Monday, October 26, 2015

Twist and Shout

The group's first EP arrived in stores in the UK on July 12th, 1963, featuring one of their most popular stage numbers as the title track.  Whether or not it was a conscious choice, the line-up just happened to be the last four songs from the debut LP Please Please Me, which had been available for four months at this point in time, though those songs appeared here in a different order than they did on that album.

SIDE ONE

Twist and Shout
A Taste of Honey

SIDE TWO

Do You Want to Know a Secret
There's a Place

The front cover used one of the earliest iconic photographs of the Beatles (so iconic that director Richard Lester made the boys perform similar jumps for a slow motion sequence in the film A Hard Day's Night) while the back cover contained some extensive and effusive hype by the band's press officer Tony Barrow, who points out that Do You Want to Know a Secret had also recently been a hit for Billy J. Kramer.

For fans who had only bought the group's first three singles, this disc presents an opportunity to hear the Beatles as more than just a hit-oriented unit.  Side one opens with the raucous number which had closed the first album, one of the surest crowd-pleasers in the band's repertoire.  The boys had not rocked this hard on any of the singles to date, nor had they presented a crooner the likes of the next number, A Taste of Honey.  Going from John's screaming of the Isley Brothers' rock classic to Paul's smooth take on a romantic ballad allowed the group to demonstrate their versatility to fans who did not own the debut album.

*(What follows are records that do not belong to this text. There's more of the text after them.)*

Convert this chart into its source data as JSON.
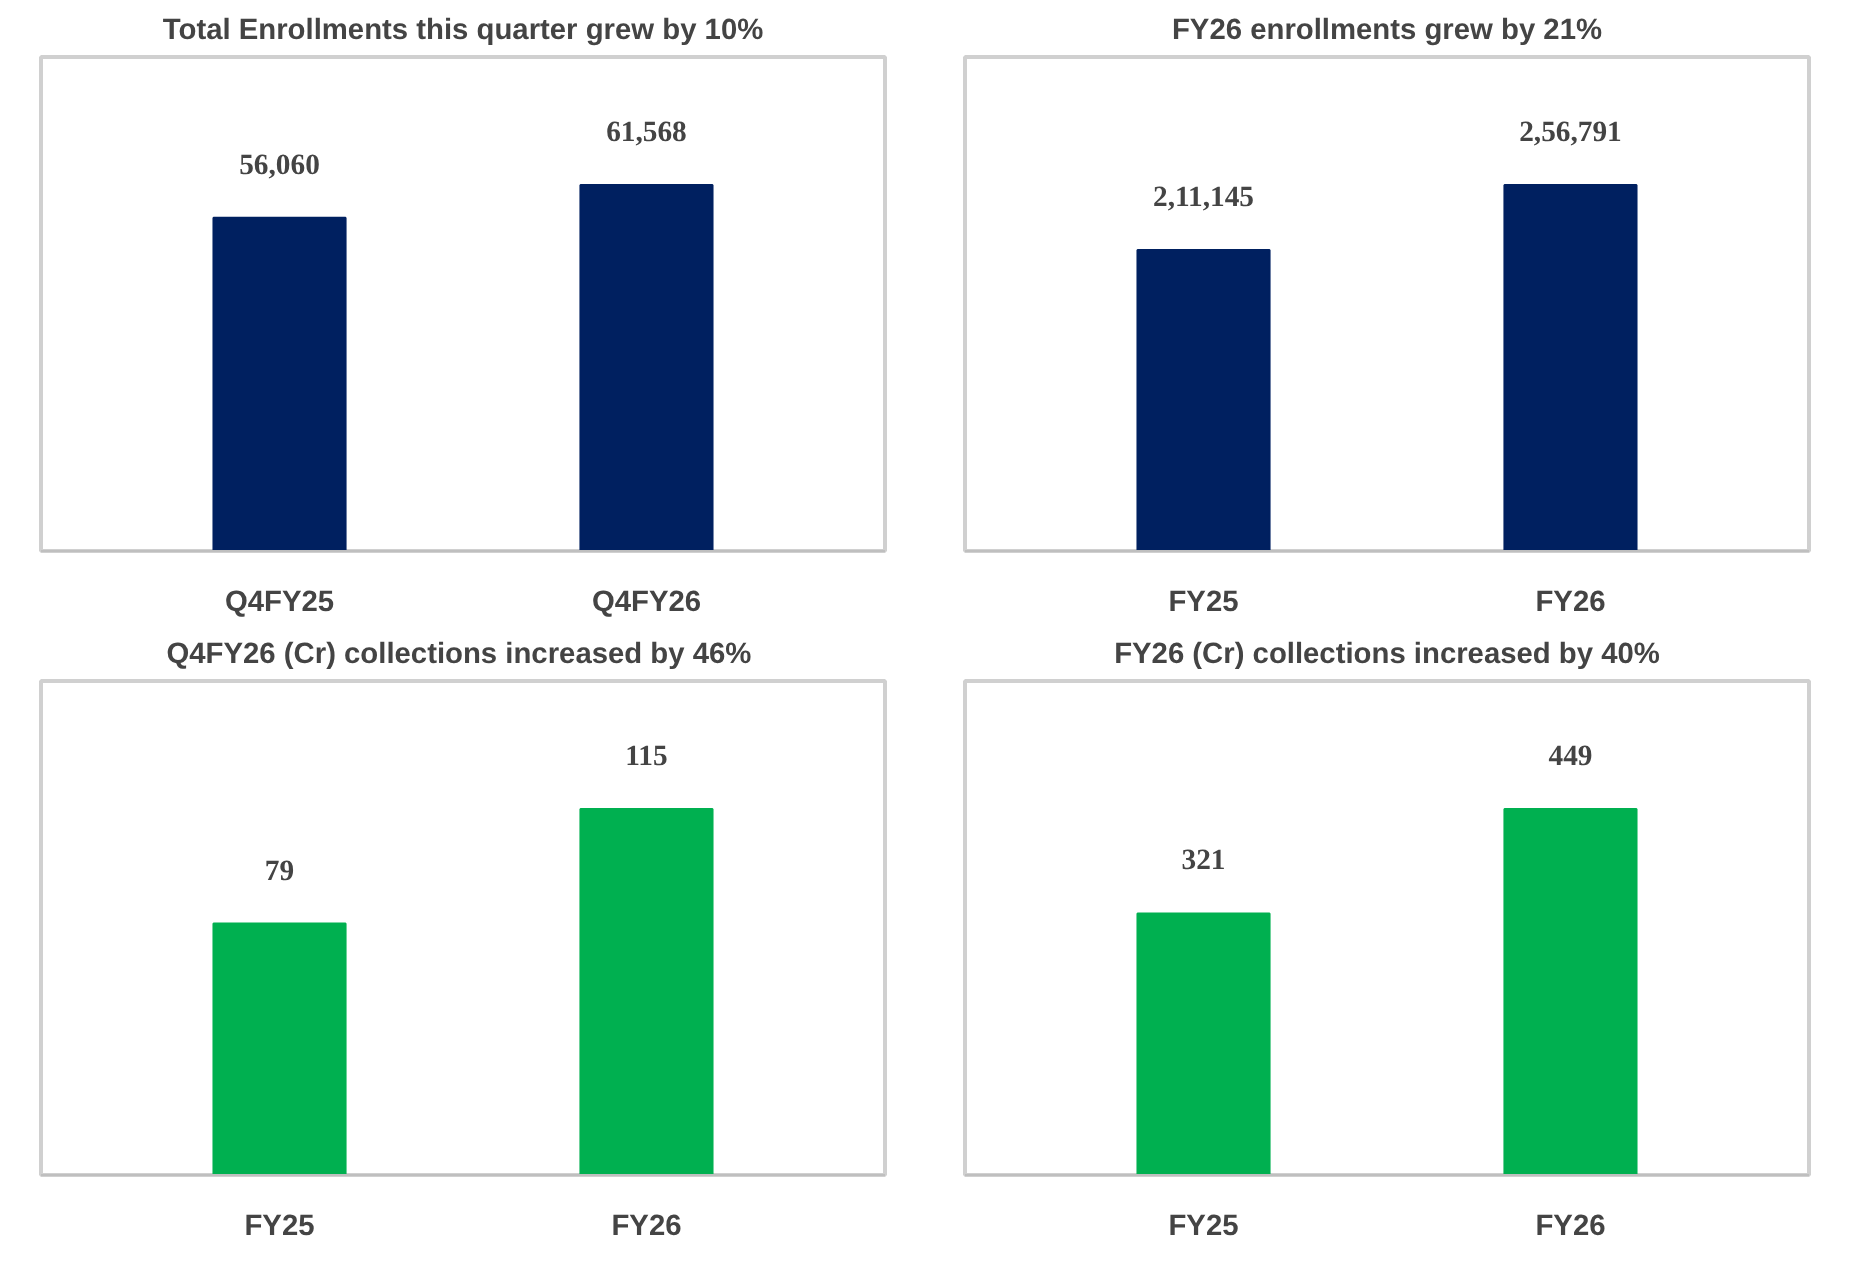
{
  "chart_data": [
    {
      "type": "bar",
      "title": "Total Enrollments this quarter grew by 10%",
      "categories": [
        "Q4FY25",
        "Q4FY26"
      ],
      "values": [
        56060,
        61568
      ],
      "value_labels": [
        "56,060",
        "61,568"
      ],
      "color": "#002060",
      "grid": false
    },
    {
      "type": "bar",
      "title": "FY26 enrollments grew by 21%",
      "categories": [
        "FY25",
        "FY26"
      ],
      "values": [
        211145,
        256791
      ],
      "value_labels": [
        "2,11,145",
        "2,56,791"
      ],
      "color": "#002060",
      "grid": false
    },
    {
      "type": "bar",
      "title": "Q4FY26 (Cr) collections  increased by 46%",
      "categories": [
        "FY25",
        "FY26"
      ],
      "values": [
        79,
        115
      ],
      "value_labels": [
        "79",
        "115"
      ],
      "color": "#00b050",
      "grid": false
    },
    {
      "type": "bar",
      "title": "FY26 (Cr) collections increased by 40%",
      "categories": [
        "FY25",
        "FY26"
      ],
      "values": [
        321,
        449
      ],
      "value_labels": [
        "321",
        "449"
      ],
      "color": "#00b050",
      "grid": false
    }
  ]
}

And, once the record was flipped over, a new treat awaited the uninitiated - a third lead vocalist singing Do You Want to Know a Secret.  George's handling of the sweet and simple tune Lennon had given him may have been awkward in comparison to Billy J. Kramer's delivery of the same material, but it showed the depth of the Beatles, a depth few other groups possessed by limiting themselves to having only one front man defining their sound.

The final tune, There's a Place, is written by Lennon, but he and Paul sing most of the song as a duet, with some plaintive harmonica fills already so familiar from the three hit singles.  While fairly straightforward, the composition reveals another kind of depth in the songwriting ability of the young Mr. Lennon who is dealing with something more here than the standard love song and (unconsciously, of course) hinting at the possibilities to come.

Note that three of these songs would appear on singles in America in March of 1964, with A-sides Twist and Shout and Do You Want to Know a Secret both reaching number two on the Billboard chart.